No, of course not. “Evolution” is not identical to “Common Descent”. But if you accept the former, it is virtually impossible to reject the latter. All the mainstream theories of Evolution include the idea that with enough change, a population will inevitably change it’s genetics, it’s behavior and it’s appearance.
And while you are right to say that “Genetics only covers Variation” … I’m not sure you are making much sense by saying “Darwinism has not explained Natural Selection.” The usual Bon Mot is that Darwin didn’t understand the genetics of Natural Selection - - but he Certainly Understood how Natural Selection worked! That was one of his great contributions. What exactly do you think Darwin wrote about in his seminal book? Since he didn’t know the mechanism for variation - - it means he must have been discussing the more visible side of his theories - - Natural Selection and the environmental factors shaping Natural Selection!
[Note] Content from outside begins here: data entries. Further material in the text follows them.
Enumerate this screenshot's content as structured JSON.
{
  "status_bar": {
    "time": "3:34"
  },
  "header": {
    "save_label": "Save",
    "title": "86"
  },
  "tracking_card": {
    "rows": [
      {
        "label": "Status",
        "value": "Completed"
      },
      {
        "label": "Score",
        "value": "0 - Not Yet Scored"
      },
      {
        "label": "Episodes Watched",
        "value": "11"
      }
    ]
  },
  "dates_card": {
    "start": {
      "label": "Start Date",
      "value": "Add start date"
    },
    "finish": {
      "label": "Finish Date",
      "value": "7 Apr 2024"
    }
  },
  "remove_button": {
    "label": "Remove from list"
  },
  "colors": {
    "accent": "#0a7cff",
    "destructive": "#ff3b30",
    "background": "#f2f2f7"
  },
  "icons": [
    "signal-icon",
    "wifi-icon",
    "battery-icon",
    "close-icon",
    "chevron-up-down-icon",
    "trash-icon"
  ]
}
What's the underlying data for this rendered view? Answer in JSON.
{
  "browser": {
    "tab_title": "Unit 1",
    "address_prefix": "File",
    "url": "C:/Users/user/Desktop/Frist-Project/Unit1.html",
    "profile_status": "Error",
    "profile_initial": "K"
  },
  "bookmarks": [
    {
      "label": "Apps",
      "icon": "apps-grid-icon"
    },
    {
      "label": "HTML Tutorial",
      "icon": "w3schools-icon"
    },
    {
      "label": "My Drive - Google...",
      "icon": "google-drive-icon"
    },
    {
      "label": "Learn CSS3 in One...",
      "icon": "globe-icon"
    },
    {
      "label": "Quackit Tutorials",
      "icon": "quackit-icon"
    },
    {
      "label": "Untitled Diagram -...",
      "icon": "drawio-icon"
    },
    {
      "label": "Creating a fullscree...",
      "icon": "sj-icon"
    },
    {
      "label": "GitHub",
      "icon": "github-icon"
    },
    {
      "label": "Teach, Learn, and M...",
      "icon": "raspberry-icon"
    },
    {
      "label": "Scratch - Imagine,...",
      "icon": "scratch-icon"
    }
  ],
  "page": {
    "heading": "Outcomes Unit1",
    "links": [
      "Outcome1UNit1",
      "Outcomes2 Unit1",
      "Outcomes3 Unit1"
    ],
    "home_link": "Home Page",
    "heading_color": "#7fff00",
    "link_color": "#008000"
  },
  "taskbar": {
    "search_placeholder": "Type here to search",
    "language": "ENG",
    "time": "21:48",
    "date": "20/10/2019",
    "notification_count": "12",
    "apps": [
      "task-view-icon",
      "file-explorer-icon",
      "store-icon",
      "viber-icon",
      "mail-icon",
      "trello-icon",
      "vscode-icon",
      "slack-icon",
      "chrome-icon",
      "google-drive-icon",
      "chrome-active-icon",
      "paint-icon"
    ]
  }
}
Since his day, Natural Selection can be mathematically defined, measured and even forecasted by quantifying the rates of offspring reproduction 1) over a given period of time, and 2) measured as an average per individual during that time period.
I certainly do agree with you that Evolution is Variation plus Natural Selection!
Once you develop a way to quantify Natural Selection, then it becomes possible to make hypotheses regarding what physical or behavioral features will have the biggest affect on reproductive success.
Sometimes scientists develop good predictions… sometimes they don’t and it is back to the drawing board.
But success in reproduction (measured quantifiably) speaks for itself.
As a quick update, I gave that talk to day to a room full of scientists. I talked about the AAAS Science for Seminaries program and BioLogos.
I explained how open data reshaped the dialogue between the Discovery Institute and myself (remember the vitellogenin pseudogene in humans?). I also told the story of Glen Richardson (aka roohif, Is 1% a myth? – roohif), the programmer who took Thomkins at AiG to task about the similarity between humans and chimps. Yes, we are about 98% similar, not 70% or 88% as they think.
In particular, I was encouraged by the agreement that scientists needed to engage the public to serve the common good. As if perfectly timed, Nature published a note making just this case: Why researchers should resolve to engage in 2017 | Nature.